Due to the industry’s increased pace of restructuring, we expect the area of farmland marketed in Great Britain will continue to increase over the next four years

Andrew Teanby, Associate Director, Rural Research

Pent-up demand for land meant that values continued the upward trend that started in spring 2021 and increased by an average of 23% during the year (Figure 1). The strongest growth was recorded for grade 3 pasture, which is one of the most common farmland types in Wales. Last year, in our Cross Sector forecasts, we noted that farmland in Wales had scope for capital growth due to the proposed Sustainable Farming Scheme, which provides a framework for profitable farm businesses and spreads the benefits of nature-based income streams across all farms. The Welsh government is continuing to develop the scheme and has indicated its approach to calculating mandatory woodland cover requirements will be pragmatic and exclude areas that are physically or legally constrained. Moving forward, supply is expected to increase further, so the rate of value growth is likely to ease as the market finds its equilibrium.

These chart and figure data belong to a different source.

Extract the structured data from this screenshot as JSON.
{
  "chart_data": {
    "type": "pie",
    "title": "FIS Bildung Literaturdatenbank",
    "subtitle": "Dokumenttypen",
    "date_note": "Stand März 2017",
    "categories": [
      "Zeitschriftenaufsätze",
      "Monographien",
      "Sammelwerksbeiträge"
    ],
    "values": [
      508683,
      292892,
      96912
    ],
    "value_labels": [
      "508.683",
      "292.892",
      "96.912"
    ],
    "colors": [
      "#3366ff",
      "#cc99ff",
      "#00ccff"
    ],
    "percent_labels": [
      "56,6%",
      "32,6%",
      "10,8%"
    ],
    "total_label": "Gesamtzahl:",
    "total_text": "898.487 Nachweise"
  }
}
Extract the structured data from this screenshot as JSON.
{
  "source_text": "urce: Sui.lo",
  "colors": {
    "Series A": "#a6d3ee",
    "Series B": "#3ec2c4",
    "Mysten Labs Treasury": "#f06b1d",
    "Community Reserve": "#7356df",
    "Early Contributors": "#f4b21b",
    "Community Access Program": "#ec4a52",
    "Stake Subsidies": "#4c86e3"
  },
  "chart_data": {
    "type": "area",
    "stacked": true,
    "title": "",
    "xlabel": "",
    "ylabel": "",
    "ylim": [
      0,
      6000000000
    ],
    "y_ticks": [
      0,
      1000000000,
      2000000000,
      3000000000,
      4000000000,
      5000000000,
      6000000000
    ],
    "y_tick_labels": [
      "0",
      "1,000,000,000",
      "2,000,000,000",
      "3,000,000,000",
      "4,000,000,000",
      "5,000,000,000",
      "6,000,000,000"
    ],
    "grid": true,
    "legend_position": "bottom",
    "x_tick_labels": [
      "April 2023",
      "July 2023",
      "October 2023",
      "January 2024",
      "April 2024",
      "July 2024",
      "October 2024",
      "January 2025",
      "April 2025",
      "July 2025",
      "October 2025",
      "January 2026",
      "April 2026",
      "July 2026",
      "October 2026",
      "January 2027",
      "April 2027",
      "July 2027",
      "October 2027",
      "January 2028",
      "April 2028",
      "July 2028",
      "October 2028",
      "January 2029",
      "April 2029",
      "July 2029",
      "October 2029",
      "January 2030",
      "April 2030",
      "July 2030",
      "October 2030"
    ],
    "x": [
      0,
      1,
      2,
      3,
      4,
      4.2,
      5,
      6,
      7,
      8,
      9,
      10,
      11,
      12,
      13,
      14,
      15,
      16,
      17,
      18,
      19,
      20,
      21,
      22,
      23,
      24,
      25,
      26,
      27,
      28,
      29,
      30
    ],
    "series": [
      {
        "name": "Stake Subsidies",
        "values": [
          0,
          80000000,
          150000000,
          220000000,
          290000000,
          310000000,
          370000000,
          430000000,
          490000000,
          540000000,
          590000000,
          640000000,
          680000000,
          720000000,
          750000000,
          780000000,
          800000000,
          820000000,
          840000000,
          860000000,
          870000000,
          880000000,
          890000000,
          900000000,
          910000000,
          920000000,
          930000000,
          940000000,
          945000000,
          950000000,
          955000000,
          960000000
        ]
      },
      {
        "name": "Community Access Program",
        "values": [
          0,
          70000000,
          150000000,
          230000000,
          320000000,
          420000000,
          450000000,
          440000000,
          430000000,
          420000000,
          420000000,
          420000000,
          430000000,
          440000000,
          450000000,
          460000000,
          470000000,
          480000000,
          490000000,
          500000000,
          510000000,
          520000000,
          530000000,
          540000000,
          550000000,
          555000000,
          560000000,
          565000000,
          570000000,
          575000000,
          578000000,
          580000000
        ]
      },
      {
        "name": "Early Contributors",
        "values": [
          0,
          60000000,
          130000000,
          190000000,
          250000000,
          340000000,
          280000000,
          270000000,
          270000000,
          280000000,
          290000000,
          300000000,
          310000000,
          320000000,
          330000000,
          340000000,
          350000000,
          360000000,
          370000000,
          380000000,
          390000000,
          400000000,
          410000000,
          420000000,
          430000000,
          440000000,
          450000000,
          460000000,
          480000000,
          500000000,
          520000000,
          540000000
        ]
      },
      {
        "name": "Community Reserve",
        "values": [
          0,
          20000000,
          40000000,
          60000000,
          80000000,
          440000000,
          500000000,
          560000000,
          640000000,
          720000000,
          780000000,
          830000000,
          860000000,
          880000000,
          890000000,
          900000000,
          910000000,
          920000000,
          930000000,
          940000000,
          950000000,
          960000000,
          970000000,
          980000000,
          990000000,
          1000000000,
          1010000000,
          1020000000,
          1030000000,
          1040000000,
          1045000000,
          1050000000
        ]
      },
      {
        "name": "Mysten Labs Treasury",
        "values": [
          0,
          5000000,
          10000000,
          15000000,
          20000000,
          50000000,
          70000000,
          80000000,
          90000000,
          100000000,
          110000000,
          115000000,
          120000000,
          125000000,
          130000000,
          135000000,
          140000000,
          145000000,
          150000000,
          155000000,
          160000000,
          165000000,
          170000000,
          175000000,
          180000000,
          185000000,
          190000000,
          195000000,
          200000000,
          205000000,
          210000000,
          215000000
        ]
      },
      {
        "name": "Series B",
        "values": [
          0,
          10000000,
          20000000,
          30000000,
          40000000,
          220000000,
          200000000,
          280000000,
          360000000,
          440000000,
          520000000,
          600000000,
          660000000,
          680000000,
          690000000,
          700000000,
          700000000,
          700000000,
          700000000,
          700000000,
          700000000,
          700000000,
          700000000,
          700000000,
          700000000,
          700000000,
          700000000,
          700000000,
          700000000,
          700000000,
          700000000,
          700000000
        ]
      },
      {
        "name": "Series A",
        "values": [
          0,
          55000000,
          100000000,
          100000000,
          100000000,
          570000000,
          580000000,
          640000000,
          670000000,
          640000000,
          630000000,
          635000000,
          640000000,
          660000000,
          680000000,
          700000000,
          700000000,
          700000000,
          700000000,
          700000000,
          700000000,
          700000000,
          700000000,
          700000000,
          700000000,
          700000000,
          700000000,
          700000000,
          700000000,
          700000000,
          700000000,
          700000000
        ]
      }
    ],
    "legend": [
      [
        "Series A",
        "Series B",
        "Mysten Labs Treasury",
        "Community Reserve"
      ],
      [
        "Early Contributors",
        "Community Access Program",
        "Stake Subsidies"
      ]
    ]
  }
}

WHAT DO WE EXPECT IN THE NEXT FIVE YEARS?

Nationally, supply has been trending upward for three years following a decline starting in 2019 that was caused by uncertainty over the terms of the UK’s exit from the European Union and the consequent need for the UK government to develop new national agricultural policies. England is ahead in this process, having started withdrawing area-based Basic Payment Scheme payments in 2021 and encouraging farm businesses to evolve by offering productivity-focused capital grants, and latterly launching new environmental schemes. In Wales and Scotland, change has been delayed to provide stability, although the direction of travel in terms of outcomes expected from land will be similar when new schemes are rolled out from 2025 and 2026, respectively. However, farmland supply may not respond to the same extent as in England, where there has been more government focus on encouraging the industry to restructure.

These changes mean farmers are evaluating their options and restructuring. Over the last three years, retirement and change in farming policy have become far more common reasons for farmers selling their farm machinery compared to 2015, when new agricultural policies were not on the horizon (Figure 3). “Sale of the farm” now accounts for a smaller proportion of sales, but using the rise in machinery sales as an indicator, we remain confident that more land will come onto the market. This is because the sale of farmland is one potential outcome following a change in farming policy, tenancy surrender or retirement. Despite the continued challenging economic backdrop, financial issues continue to account for a low proportion of farmland sales.

Due to the industry’s increased pace of restructuring, we expect the area of farmland marketed in Great Britain will continue to increase over the next four years. The market is likely to increase in size more rapidly in the near term before stabilising at around 180,000 acres per year by 2028 (Figure 4). As a result of there being more land available on the market, there will be less inflationary pressure on farmland values.